For years now, Valve fans have been making jokes about the company’s slow transition from game maker to glorified digital hat and knife paint marketplace. This week, though, a lawsuit brought by the state of New York argues that Valve’s in-game loot box sales amount to an illegal gambling outfit worth tens of billions of dollars.
Lawyers who have looked into the particulars of the case tell Ars that the state faces an uphill battle in convincing courts that this portion of Valve’s business legally constitutes gambling. That said, there are a few elements of the case that might make Valve legally vulnerable to the state’s arguments.
What is gambling, anyway?
For a game to legally be counted as “gambling” in most jurisdictions, it has to pass a three-part test: a player has to pay money (1) for an outcome that’s materially determined by chance (2) in the hopes of receiving something of value (3). While buying a key to a loot box in a Valve game easily passes those first two tests, New York’s legal case will likely hinge on whether the random cosmetic items players get from those loot boxes constitute “something of value” for statutory purposes.

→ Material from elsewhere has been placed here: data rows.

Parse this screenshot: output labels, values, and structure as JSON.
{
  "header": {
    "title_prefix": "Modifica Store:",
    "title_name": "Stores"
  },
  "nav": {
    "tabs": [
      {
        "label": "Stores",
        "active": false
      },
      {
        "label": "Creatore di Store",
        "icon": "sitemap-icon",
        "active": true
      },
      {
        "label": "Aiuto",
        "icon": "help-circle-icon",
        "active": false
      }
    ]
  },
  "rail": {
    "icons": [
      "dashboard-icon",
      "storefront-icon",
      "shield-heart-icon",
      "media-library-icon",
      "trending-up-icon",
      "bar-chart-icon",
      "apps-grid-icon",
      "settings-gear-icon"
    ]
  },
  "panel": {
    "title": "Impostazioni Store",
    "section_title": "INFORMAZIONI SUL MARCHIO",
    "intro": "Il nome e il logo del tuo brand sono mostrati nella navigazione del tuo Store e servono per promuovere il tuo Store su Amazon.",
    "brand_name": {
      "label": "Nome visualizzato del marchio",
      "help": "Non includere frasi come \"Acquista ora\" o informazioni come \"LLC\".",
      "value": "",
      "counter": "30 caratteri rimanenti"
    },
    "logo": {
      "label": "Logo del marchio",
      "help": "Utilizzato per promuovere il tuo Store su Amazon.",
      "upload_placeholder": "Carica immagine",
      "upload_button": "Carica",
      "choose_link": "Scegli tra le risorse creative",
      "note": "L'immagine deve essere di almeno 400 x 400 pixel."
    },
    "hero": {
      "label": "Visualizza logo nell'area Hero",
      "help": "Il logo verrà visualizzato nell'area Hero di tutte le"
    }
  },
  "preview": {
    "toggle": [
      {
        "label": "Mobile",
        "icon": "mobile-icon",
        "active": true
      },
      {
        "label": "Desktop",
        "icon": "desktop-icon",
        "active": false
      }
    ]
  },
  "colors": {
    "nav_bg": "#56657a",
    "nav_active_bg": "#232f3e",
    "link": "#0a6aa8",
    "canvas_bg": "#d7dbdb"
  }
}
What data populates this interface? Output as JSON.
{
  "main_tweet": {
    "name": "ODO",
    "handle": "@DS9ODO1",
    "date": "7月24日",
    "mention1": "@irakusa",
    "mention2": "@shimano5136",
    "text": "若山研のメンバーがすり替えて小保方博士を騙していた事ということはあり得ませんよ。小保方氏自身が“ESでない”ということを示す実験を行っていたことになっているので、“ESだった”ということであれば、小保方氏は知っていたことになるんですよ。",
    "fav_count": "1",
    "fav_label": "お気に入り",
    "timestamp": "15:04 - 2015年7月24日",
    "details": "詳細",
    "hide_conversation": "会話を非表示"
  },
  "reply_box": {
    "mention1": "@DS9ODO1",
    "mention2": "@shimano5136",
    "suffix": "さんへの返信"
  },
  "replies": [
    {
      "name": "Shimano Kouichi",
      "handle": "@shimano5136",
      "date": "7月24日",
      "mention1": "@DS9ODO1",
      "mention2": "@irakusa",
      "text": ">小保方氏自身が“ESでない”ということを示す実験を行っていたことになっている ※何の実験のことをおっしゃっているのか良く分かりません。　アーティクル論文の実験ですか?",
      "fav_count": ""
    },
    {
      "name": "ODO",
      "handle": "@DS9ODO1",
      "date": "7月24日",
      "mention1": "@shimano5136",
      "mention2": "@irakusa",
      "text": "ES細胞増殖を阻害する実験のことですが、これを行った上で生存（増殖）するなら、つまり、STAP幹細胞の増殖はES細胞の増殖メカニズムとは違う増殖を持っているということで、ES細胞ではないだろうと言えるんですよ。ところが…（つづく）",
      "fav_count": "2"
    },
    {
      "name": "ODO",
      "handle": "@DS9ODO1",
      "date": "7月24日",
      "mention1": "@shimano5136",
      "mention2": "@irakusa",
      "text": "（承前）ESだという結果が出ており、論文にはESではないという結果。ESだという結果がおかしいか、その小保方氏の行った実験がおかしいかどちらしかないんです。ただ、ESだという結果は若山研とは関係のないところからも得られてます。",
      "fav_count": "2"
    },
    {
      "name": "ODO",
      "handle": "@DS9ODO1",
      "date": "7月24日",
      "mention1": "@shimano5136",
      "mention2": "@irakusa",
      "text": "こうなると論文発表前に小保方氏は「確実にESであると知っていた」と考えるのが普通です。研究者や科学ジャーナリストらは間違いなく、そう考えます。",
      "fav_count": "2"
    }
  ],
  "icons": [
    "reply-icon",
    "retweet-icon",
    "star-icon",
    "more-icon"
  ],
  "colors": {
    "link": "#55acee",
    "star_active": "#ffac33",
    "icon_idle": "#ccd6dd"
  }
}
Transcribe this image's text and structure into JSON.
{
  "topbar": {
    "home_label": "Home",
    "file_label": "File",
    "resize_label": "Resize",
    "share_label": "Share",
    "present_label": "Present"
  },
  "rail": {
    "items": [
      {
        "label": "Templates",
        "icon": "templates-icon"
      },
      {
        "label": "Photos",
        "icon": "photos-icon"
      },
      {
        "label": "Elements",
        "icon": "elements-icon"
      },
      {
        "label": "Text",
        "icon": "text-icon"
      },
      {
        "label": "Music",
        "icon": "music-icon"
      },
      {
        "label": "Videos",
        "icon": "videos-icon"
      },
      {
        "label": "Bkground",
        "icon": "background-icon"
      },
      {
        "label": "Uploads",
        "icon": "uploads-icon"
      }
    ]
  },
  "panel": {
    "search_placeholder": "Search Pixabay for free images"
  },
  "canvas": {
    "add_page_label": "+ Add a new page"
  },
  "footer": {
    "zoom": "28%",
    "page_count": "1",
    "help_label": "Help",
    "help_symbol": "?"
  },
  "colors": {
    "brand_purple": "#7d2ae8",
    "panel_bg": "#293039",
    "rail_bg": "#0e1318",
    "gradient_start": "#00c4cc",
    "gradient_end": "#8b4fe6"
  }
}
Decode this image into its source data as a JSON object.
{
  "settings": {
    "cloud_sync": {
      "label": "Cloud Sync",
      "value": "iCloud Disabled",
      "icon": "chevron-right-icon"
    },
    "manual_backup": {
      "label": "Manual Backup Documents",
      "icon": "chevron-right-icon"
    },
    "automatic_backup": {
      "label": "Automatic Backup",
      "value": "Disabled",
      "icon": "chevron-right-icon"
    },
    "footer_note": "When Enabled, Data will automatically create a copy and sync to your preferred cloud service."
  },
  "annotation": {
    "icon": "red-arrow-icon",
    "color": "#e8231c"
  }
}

Even though loot box purchasers don’t know what item they’ll get, the fact that they know they’re getting something for their money could matter legally. “Gambling traditionally means risking money and possibly getting nothing,” Foundation Law Group Counsel Jonathan Loiterman told Ars. “Here, buyers can’t lose their stake in the traditional gambling sense; they always receive an item. That looks more like buying a randomized product than placing a bet.”
In this way, Valve’s loot boxes are more akin to physical “blind box” toy sales or collectible card packs than a game like blackjack or roulette. In the real world, these kinds of randomized sales “are not considered gambling because the stated value of what you receive is unchanging,” Hoeg Law Firm attorney Richard Hoeg told Ars. “You pay for a pack of cards, you get a pack of cards.”